The Queen Mary 2. Elegant sailing across The Atlantic

Sailing across The Atlantic on the Queen Mary is a great treat.

Queen Mary
Queen Mary

Buffets on board ships are terrific places to observe eccentricity at play, and the Queen Mary is no exception.

Unleashed from the constraints of conventional food-pairing, buffet-grazers are free to tickle their taste buds as they fancy. One sees chicken curry sploshed on a plate alongside pizza and little pickled fish, roast beef garnished with macaroni cheese and any number of wonderfully personal combinations.

It does make one question how the more common and pedestrian combinations, so beloved of the processed-food industry came into being; certainly not from the observation of folks in a buffet line when free to choose the combination that most appeals.

Eccentricity is actually in pretty short order here; at first glance it is a fairly homogeneous crowd, particularly at dinner where 80% of the men aboard wear evening dress. However, there are glimpses of individuality; a novelty bow-tie or two, a cummerbund discreetly sporting the crest of a secret society, or perhaps a football team.

There are those who choose to dress like an old photographic negative, exchanging black suits for white, and white shirts for black; even the odd cuff-links, indicating a wearer with personality, and of course, one or two gentlemen discreetly sporting medals.

Queen Mary
Murray, discreetly displaying his medal

The medals are interesting and food for speculation.
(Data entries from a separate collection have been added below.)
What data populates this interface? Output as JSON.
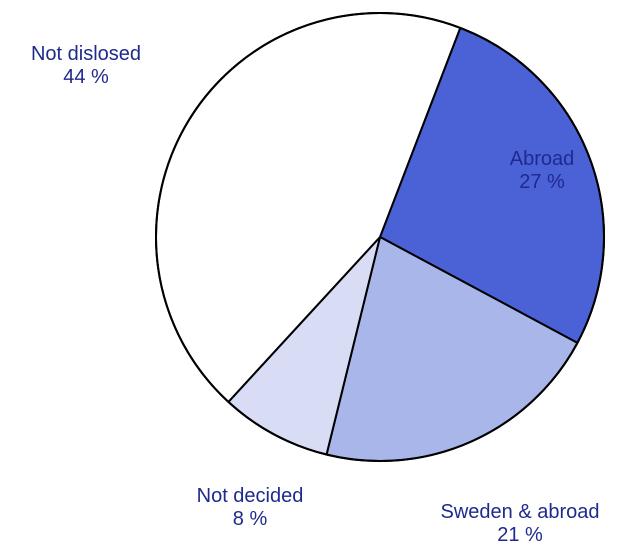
{
  "chart_data": {
    "type": "pie",
    "title": "",
    "slices": [
      {
        "label": "Abroad",
        "value": 27,
        "value_label": "27 %",
        "color": "#4a62d6"
      },
      {
        "label": "Sweden & abroad",
        "value": 21,
        "value_label": "21 %",
        "color": "#a9b6ea"
      },
      {
        "label": "Not decided",
        "value": 8,
        "value_label": "8 %",
        "color": "#d8dcf5"
      },
      {
        "label": "Not dislosed",
        "value": 44,
        "value_label": "44 %",
        "color": "#ffffff"
      }
    ],
    "start_angle_deg": 21,
    "direction": "clockwise",
    "outline_color": "#000000",
    "label_color": "#1f2a8f"
  }
}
Are they indeed war heroes or wearing some bauble of Soviet-era industrial success picked up in a Moldovan market place? One hardly dares to ask.
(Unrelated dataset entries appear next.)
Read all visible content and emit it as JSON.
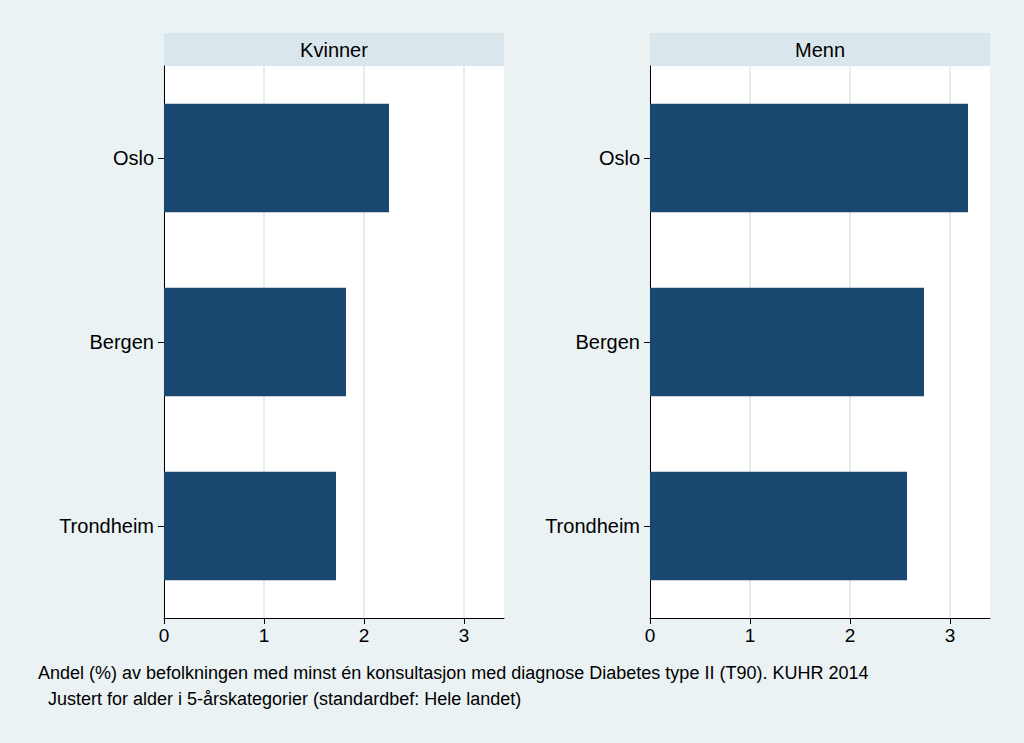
{
  "chart_data": [
    {
      "type": "bar",
      "title": "Kvinner",
      "orientation": "horizontal",
      "categories": [
        "Oslo",
        "Bergen",
        "Trondheim"
      ],
      "values": [
        2.25,
        1.82,
        1.72
      ],
      "color": "#1a476f",
      "xlim": [
        0,
        3.4
      ],
      "xticks": [
        0,
        1,
        2,
        3
      ],
      "grid": true
    },
    {
      "type": "bar",
      "title": "Menn",
      "orientation": "horizontal",
      "categories": [
        "Oslo",
        "Bergen",
        "Trondheim"
      ],
      "values": [
        3.18,
        2.74,
        2.57
      ],
      "color": "#1a476f",
      "xlim": [
        0,
        3.4
      ],
      "xticks": [
        0,
        1,
        2,
        3
      ],
      "grid": true
    }
  ],
  "caption": [
    "Andel (%) av befolkningen med minst én konsultasjon med diagnose Diabetes type II (T90). KUHR 2014",
    "Justert for alder i 5-årskategorier (standardbef: Hele landet)"
  ]
}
Our 2,491 passengers are apparently drawn from twenty-nine countries, including, a touch mysteriously, six Maltese; Brits far outnumber the rest, with 1,488 in their number, compared with singletons from Estonia, Hong Kong, Romania, Singapore and Swaziland. Does the Estonian make up a party of four with the three identified Finns? One never knows, but days at sea sharpen one’s curiosity.

The passengers are a mixed bunch too, with a myriad of reasons to be ploughing across the North Atlantic in November. There are many who simply “don’t fly”, and for whom the QM2 is the only way to regularly get to America for business, to see family or to simply sightsee. There are those here to celebrate anniversaries or, by the disconsolate looks of some couples at the bars, to try and repair relationships. There are those who are on board, it seems, to play bridge endlessly, some dance for hours and some simply read.

It is a great attraction of this ship that so many tastes are catered to. There are no assertively smiley folks trying to make you have more fun than you might want, and the shopping is limited. It is not a circus, more a country-house hotel than an all-inclusive, and a very pleasant way to while away a week.

And not only that, but with the conquering of time and space, one is officially in the UK three days before we arrive.